L’évolution des taux de suicides dans le monde pose un problème majeur de santé publique. C’est aujourd’hui la quatrième cause de décès, indépendamment du niveau socioculturel des pays et de leur situation (guerre, famine, épidémie…). Dans les pays à niveau de vie élevé, le suicide des 15-24 ans est la première cause de mortalité », a indiqué Richard Delorme, pédopsychiatre à l’hôpital Robert-Debré (AP-HP), qui animait une table ronde sur le risque suicidaire chez l’enfant et l’adolescent aux Entretiens de Bichat, mi-septembre, à Paris.
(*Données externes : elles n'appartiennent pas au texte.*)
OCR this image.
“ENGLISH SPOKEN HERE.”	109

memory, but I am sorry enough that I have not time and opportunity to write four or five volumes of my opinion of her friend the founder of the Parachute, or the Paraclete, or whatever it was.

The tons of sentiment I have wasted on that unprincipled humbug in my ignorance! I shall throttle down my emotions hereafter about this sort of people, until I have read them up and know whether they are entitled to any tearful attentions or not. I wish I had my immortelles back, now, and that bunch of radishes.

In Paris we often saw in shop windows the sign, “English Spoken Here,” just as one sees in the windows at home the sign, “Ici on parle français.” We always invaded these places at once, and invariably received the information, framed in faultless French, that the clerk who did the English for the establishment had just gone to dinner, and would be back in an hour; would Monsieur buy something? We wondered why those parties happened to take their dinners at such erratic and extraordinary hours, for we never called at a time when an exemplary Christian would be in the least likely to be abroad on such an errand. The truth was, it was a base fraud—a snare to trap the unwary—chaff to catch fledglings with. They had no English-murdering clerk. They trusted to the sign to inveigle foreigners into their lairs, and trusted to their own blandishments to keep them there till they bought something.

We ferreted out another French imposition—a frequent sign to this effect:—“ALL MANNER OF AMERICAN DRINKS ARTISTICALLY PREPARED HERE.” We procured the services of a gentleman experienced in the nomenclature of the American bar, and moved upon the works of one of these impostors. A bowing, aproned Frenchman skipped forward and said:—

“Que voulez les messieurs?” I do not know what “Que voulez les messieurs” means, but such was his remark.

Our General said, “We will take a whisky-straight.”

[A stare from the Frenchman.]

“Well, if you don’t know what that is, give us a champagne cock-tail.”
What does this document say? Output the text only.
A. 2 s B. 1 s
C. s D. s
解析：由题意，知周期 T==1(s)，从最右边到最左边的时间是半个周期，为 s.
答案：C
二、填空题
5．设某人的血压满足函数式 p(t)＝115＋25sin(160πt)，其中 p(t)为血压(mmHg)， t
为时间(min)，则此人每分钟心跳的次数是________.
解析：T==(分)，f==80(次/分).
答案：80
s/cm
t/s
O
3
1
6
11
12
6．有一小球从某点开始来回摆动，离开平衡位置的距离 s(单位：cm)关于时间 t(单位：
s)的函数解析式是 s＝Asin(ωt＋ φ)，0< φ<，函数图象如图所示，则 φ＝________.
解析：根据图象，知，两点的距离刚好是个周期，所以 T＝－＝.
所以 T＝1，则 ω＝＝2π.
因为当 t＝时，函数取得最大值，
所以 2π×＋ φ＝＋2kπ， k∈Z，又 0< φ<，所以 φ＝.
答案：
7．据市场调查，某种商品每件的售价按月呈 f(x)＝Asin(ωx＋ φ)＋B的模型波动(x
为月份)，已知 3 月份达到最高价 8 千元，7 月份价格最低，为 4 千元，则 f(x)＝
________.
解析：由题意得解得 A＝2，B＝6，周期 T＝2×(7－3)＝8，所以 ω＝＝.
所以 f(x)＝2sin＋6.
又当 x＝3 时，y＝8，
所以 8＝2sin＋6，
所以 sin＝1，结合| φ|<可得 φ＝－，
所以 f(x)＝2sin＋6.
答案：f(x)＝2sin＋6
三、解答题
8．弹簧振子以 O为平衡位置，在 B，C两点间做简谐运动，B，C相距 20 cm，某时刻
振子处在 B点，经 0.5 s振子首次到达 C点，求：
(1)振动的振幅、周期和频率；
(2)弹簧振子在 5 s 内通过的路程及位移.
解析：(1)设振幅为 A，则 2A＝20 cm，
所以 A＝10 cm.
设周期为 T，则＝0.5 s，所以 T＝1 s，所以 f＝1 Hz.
Si le suicide est relativement peu documenté chez les adolescents et les jeunes, il l’est encore moins chez les enfants, alors que la prévalence dans cette tranche d’âge est loin d’être négligeable. « Il y a moins de passages à l’acte chez les moins de 15 ans que dans les tranches d’âge supérieures, mais la prévalence chez les moins de 12 ans s’établit, malgré tout, à deux suicides pour 100 000 », précise Richard Delorme. Les profils des suicidants et suicidés diffèrent de ceux de leurs aînés et des adultes. Ainsi, dans la tranche des moins de 12 ans, le ratio âge/sexe n’existe pas ; les filles sont aussi suicidaires que les garçons.

Pharmacie parentale

S’agissant des modalités, « de nombreux jeunes vont se servir dans la pharmacie parentale pour mettre en œuvre leur tentative de suicide, ce qui explique la gravité d’un bon nombre de ces gestes suicidaires, alors que le désir de mort est relativement modeste et très peu mentalisé », précise le praticien. Le paracétamol est pointé du doigt : « Il y a un déficit d’information important chez les parents sur la dangerosité de ce médicament, qui, absorbé à hautes doses par l’enfant, peut, notamment, entraîner des complications hépatiques gravissimes, voire létales. » Pour le Dr Coline Stordeur, qui a réalisé une étude rétrospective à partir de 232 jeunes patients pris en charge aux urgences pédiatriques de l’hôpital Robert-Debré, « 10 à 24 % des jeunes qui ont fait une tentative de suicide vont réitérer leur geste dans l’année qui suit. Et l’on dénombre 44 % de décès dans les dix années suivantes. Le passage à l’acte est donc le premier facteur de risque ».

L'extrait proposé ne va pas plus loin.